Immunology & Cell Biology is an academic journal of the Australian and New Zealand Society for Immunology covering  basic immunology research. The journal has a focus on cellular immunology, innate and adaptive immunity, immune responses to pathogens, tumour immunology, immunopathology, immunotherapy, immunogenetics and immunological studies in humans and model organisms (including mouse, rat, Drosophila etc.). The journal was founded in 1924 as the Australian Journal of Experimental Biology and Medical Science, and was converted in 1987 to Immunology and Cell Biology, making it one of the oldest speciality immunology journals in existence. Major historical contributions including publication by Donald Metcalf of the strategy for identifying colony-stimulating factors (CSFs) and the development of the clonal selection theory by Frank Macfarlane Burnet, in a series of more than 90 publications in the 1970s.
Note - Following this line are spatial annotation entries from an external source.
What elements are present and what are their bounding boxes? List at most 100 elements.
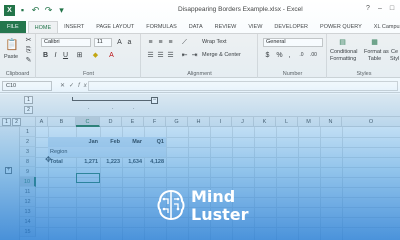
- format-as-table-label-1[interactable]: Format as: [364, 49, 389, 55]
- column-header-i[interactable]: I: [210, 117, 232, 127]
- percent-icon[interactable]: %: [275, 51, 284, 60]
- tab-review[interactable]: REVIEW: [209, 21, 243, 33]
- column-header-e[interactable]: E: [122, 117, 144, 127]
- redo-icon[interactable]: ↷: [43, 5, 54, 16]
- active-cell-c10[interactable]: [76, 173, 100, 183]
- outline-level-2[interactable]: 2: [24, 106, 33, 114]
- cell-b8[interactable]: Total: [50, 157, 76, 167]
- outline-collapse-button[interactable]: −: [151, 97, 158, 104]
- column-header-g[interactable]: G: [166, 117, 188, 127]
- row-header-3[interactable]: 3: [20, 147, 36, 157]
- fill-color-icon[interactable]: ◆: [91, 51, 100, 60]
- row-header-8[interactable]: 8: [20, 157, 36, 167]
- name-box[interactable]: C10: [2, 81, 52, 91]
- cell-d2[interactable]: Feb: [100, 137, 122, 147]
- cell-f8[interactable]: 4,128: [144, 157, 166, 167]
- customize-icon[interactable]: ▾: [56, 5, 67, 16]
- paste-button[interactable]: Paste: [4, 54, 18, 60]
- decrease-indent-icon[interactable]: ⇤: [180, 51, 189, 60]
- format-as-table-icon[interactable]: ▦: [370, 38, 379, 47]
- row-outline-level-1[interactable]: 1: [2, 118, 11, 126]
- tab-developer[interactable]: DEVELOPER: [268, 21, 314, 33]
- formula-input[interactable]: [88, 81, 398, 91]
- copy-icon[interactable]: ⎘: [24, 46, 33, 55]
- row-outline-level-2[interactable]: 2: [12, 118, 21, 126]
- align-top-icon[interactable]: ≡: [146, 38, 155, 47]
- minimize-icon[interactable]: –: [374, 4, 386, 14]
- save-icon[interactable]: ▪: [17, 5, 28, 16]
- cell-b3[interactable]: Region: [50, 147, 76, 157]
- column-header-d[interactable]: D: [100, 117, 122, 127]
- grow-font-icon[interactable]: A: [115, 38, 124, 47]
- outline-expand-button[interactable]: +: [5, 167, 12, 174]
- column-header-l[interactable]: L: [276, 117, 298, 127]
- row-header-11[interactable]: 11: [20, 187, 36, 197]
- tab-formulas[interactable]: FORMULAS: [140, 21, 183, 33]
- column-header-k[interactable]: K: [254, 117, 276, 127]
- cancel-icon[interactable]: ✕: [60, 83, 69, 89]
- column-header-c[interactable]: C: [76, 117, 100, 127]
- font-color-icon[interactable]: A: [107, 51, 116, 60]
- format-as-table-label-2[interactable]: Table: [368, 56, 381, 62]
- cell-styles-label-2[interactable]: Styl: [390, 56, 399, 62]
- tab-insert[interactable]: INSERT: [58, 21, 90, 33]
- cell-e8[interactable]: 1,634: [122, 157, 144, 167]
- cell-d8[interactable]: 1,223: [100, 157, 122, 167]
- row-header-14[interactable]: 14: [20, 217, 36, 227]
- row-header-13[interactable]: 13: [20, 207, 36, 217]
- increase-decimal-icon[interactable]: .0: [297, 51, 306, 60]
- bold-icon[interactable]: B: [41, 51, 50, 60]
- font-name-select[interactable]: Calibri: [41, 38, 91, 47]
- column-header-b[interactable]: B: [48, 117, 76, 127]
- merge-center-button[interactable]: Merge & Center: [202, 52, 241, 58]
- italic-icon[interactable]: I: [51, 51, 60, 60]
- row-header-9[interactable]: 9: [20, 167, 36, 177]
- cell-c2[interactable]: Jan: [76, 137, 100, 147]
- undo-icon[interactable]: ↶: [30, 5, 41, 16]
- cell-e2[interactable]: Mar: [122, 137, 144, 147]
- enter-icon[interactable]: ✓: [69, 83, 78, 89]
- tab-view[interactable]: VIEW: [242, 21, 268, 33]
- tab-file[interactable]: FILE: [0, 21, 26, 33]
- borders-icon[interactable]: ⊞: [75, 51, 84, 60]
- outline-level-1[interactable]: 1: [24, 96, 33, 104]
- cut-icon[interactable]: ✂: [24, 36, 33, 45]
- column-header-m[interactable]: M: [298, 117, 320, 127]
- comma-icon[interactable]: ,: [285, 51, 294, 60]
- font-size-select[interactable]: 11: [94, 38, 112, 47]
- orientation-icon[interactable]: ⟋: [180, 38, 189, 47]
- row-header-10[interactable]: 10: [20, 177, 36, 187]
- conditional-formatting-label-2[interactable]: Formatting: [330, 56, 356, 62]
- paste-icon[interactable]: 📋: [5, 38, 19, 52]
- tab-page-layout[interactable]: PAGE LAYOUT: [90, 21, 140, 33]
- tab-power-query[interactable]: POWER QUERY: [314, 21, 368, 33]
- shrink-font-icon[interactable]: a: [125, 38, 134, 47]
- align-right-icon[interactable]: ☰: [166, 51, 175, 60]
- cell-c8[interactable]: 1,271: [76, 157, 100, 167]
- align-left-icon[interactable]: ☰: [146, 51, 155, 60]
- tab-home[interactable]: HOME: [27, 21, 59, 33]
- row-header-15[interactable]: 15: [20, 227, 36, 237]
- decrease-decimal-icon[interactable]: .00: [309, 51, 318, 60]
- underline-icon[interactable]: U: [61, 51, 70, 60]
- align-middle-icon[interactable]: ≡: [156, 38, 165, 47]
- column-header-n[interactable]: N: [320, 117, 342, 127]
- number-format-select[interactable]: General: [263, 38, 323, 47]
- cell-f2[interactable]: Q1: [144, 137, 166, 147]
- select-all-corner[interactable]: 1 2: [0, 117, 36, 127]
- help-icon[interactable]: ?: [362, 4, 374, 14]
- align-bottom-icon[interactable]: ≡: [166, 38, 175, 47]
- currency-icon[interactable]: $: [263, 51, 272, 60]
- row-header-1[interactable]: 1: [20, 127, 36, 137]
- row-header-2[interactable]: 2: [20, 137, 36, 147]
- conditional-formatting-label-1[interactable]: Conditional: [330, 49, 358, 55]
- align-center-icon[interactable]: ☰: [156, 51, 165, 60]
- row-header-12[interactable]: 12: [20, 197, 36, 207]
- conditional-formatting-icon[interactable]: ▤: [338, 38, 347, 47]
- column-header-j[interactable]: J: [232, 117, 254, 127]
- column-header-f[interactable]: F: [144, 117, 166, 127]
- cell-styles-label-1[interactable]: Ce: [391, 49, 398, 55]
- column-header-h[interactable]: H: [188, 117, 210, 127]
- tab-data[interactable]: DATA: [183, 21, 209, 33]
- tab-xl-campus[interactable]: XL Campus: [368, 21, 400, 33]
The journal's editor-in-chief is Adrian Liston, with Jonathan Coquet, James Harris, Kate Lawlor, Michelle Linterman, and Fabio Luciani serving as deputy editors. Ashraful Haque and Joanne Reed are News & Commentary Editors, with Jessica Borger as Immunology Futures Editor. 
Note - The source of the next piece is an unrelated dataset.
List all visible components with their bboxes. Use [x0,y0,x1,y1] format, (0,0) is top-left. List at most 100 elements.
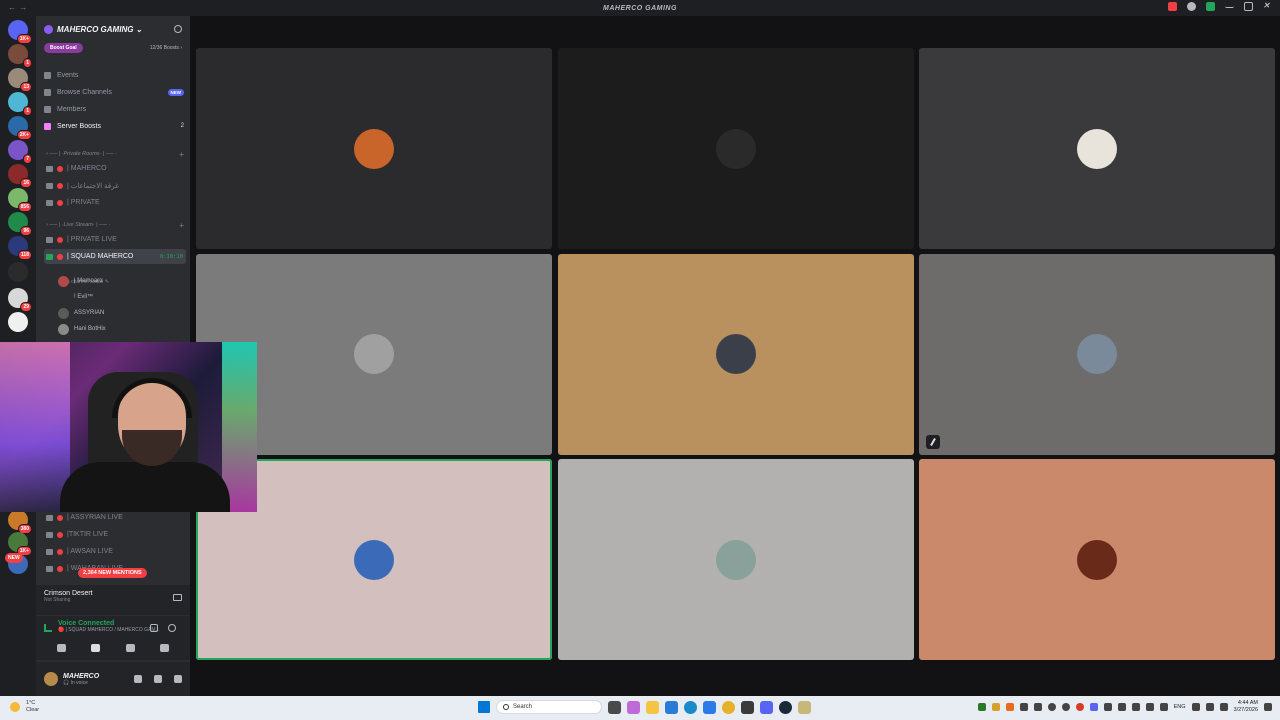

ICB has a sister journal, Clinical and Translational Immunology, which was founded in 2012 in response to a growing need for publishing clinically-orientated research papers in the field of immunology.

Both ASI journals, Immunology & Cell Biology and  Clinical & Translational Immunology, offer prestigious awards to authors such as Publication of the Year Awards and Social Impact Awards. Each year, the ASI Annual Scientific Meeting hosts a dedicated workshop session to recognise the authors of top papers published in CTI and ICB.